George Mannes
For the third quarter ended Sept. 30, Comcast -- the nation's largest operator of cable TV systems -- reported cable system revenue for the quarter of $4.37 billion, shy of the $4.4 billion to $4.5 billion range of analysts' estimates, according to TheStreet.com's informal survey. That number is up 8.4% from the $4.04 pro forma figure for the third quarter of 2002. Comcast closed its acquisition of the old AT&T Broadband systems in the fourth quarter of 2002.
Operating income before depreciation and amortization for the cable systems amounted to $1.62 billion, up 24% from last year's pro forma figure, excluding 2002 AT&T merger and termination charges. This year's number, in line with analysts' estimates, represents an operating cash flow margin of 37%, up from the 29.7% figure for the third quarter of 2002.

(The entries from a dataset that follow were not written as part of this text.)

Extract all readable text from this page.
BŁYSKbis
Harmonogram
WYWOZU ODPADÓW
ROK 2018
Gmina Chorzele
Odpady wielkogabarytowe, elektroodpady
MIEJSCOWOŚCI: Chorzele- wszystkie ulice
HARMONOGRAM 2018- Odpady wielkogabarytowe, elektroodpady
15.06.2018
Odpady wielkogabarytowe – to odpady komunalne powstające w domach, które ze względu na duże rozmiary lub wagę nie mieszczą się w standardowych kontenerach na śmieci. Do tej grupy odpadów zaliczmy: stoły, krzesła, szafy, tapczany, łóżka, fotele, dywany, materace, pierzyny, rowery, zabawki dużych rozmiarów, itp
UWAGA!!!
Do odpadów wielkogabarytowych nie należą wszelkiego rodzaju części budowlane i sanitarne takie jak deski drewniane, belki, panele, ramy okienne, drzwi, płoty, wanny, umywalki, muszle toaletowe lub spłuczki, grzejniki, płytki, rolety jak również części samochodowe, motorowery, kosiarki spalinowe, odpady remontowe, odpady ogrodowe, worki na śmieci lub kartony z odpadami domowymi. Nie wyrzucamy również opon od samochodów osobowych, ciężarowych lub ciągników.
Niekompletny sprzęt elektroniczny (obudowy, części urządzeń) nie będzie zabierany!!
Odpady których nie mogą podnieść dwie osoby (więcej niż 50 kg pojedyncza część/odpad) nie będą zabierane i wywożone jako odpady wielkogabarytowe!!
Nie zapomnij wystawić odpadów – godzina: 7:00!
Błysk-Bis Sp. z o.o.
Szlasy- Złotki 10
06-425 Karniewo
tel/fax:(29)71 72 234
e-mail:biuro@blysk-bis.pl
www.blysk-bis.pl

Comcast's companywide revenue dropped more than $1 billion from second-quarter figures, resulting from the company's mid-September sale of its majority stake in QVC to partner Liberty Media (L). QVC is treated as a discontinued operation in this quarter's results.
In the third quarter, Comcast added 473,000 cable-modem subscribers, up from the 339,000 pro forma figure for the third quarter of 2002, and up from the second-quarter addition number of 351,000. Analysts surveyed by TheStreet.com had forecast additions of 445,000 at most.
Comcast raised its guidance for full-year 2003 high-speed net data additions from 1.6 million to 1.7 million.
Perhaps the only disappointing aspect of Comcast's broadband numbers was the average monthly revenue per high-speed data subscriber. That figure amounted to $42.25 for the quarter, up three cents from one year ago but down from $43.34 in the second quarter.
Roberts comments indicated that the decline might be due to introductory promotions for the service, which in some cases provide for six months of discounting before list pricing kicks in.
Comcast Cable president Steve Burke said the company was "standing up well" in the face of low-priced high-speed Internet offerings from telcos, of which the most aggressive, he said, was SBC (SBC). And, contrasting his outlook to a recent decision from Cox, Burke said he saw no need to offer lower-priced tiers of cable modem service.
The company added 800 subscribers in the third quarter, keeping its total basic cable subscriber count at 21.4 million. The company lost 134,000 subscribers on a pro forma basis in the third quarter of 2002, nearly all of them at the AT&T Broadband systems.
Comcast said it now expects to lose 175,000 telephone customers in 2003, not the 150,000 it previously expected. The company has in the past made it clear that it has put its phone operations, mostly inherited from AT&T, on the back burner as it focuses first on developing other advanced services and products, such as video-on-demand and digital video recorders.
Executives spent much of the conference call discussing how they were ahead of schedule on Comcast's multiyear plan for bringing the AT&T Broadband systems' operations and financial performance up to the level of historical Comcast systems. At the time of the acquisition, AT&T Broadband was widely viewed as a fixer-upper, and Comcast has been able to improve operations in many respects.
The company spent other parts of the call discussing promising areas for growth in the future. One, they said, was adding new services, such as video chat, on top of broadband connections. Roberts, in fact, said today's high-speed business resembled the state of the cable business 20 or 30 years ago, when basic service served as the springboard for additional offerings.
Burke also discussed how Comcast was assembling a management team and making other moves in preparation for offering a new generation of telephone service, which, unlike the legacy AT&T offering, would be based on Internet protocols. While the company will continue in 2004 its work on the service, known industrywide as VoIP, Burke said, "The real numbers will start to appear in '05 and '06." VoIP, he said, would serendipitously become significant as the "galloping" growth of high speed data service trails off.
Addressing programming costs -- a hot-button issue in the cable industry -- Roberts said he would like to keep Comcast's programming cost increases in the neighborhood of consumer price index growth. But unlike Cox CEO Jim Robbins, Roberts showed little interest in going public with any suggestions for controlling prices in sports programming, generally acknowledged as being the prime source of cost increases. While indicating that one option was to make sports channels optional, and another was to address the cost structure of the sports economy, Roberts side-stepped an analyst's question, avoiding any discussion of the pros or cons of either option.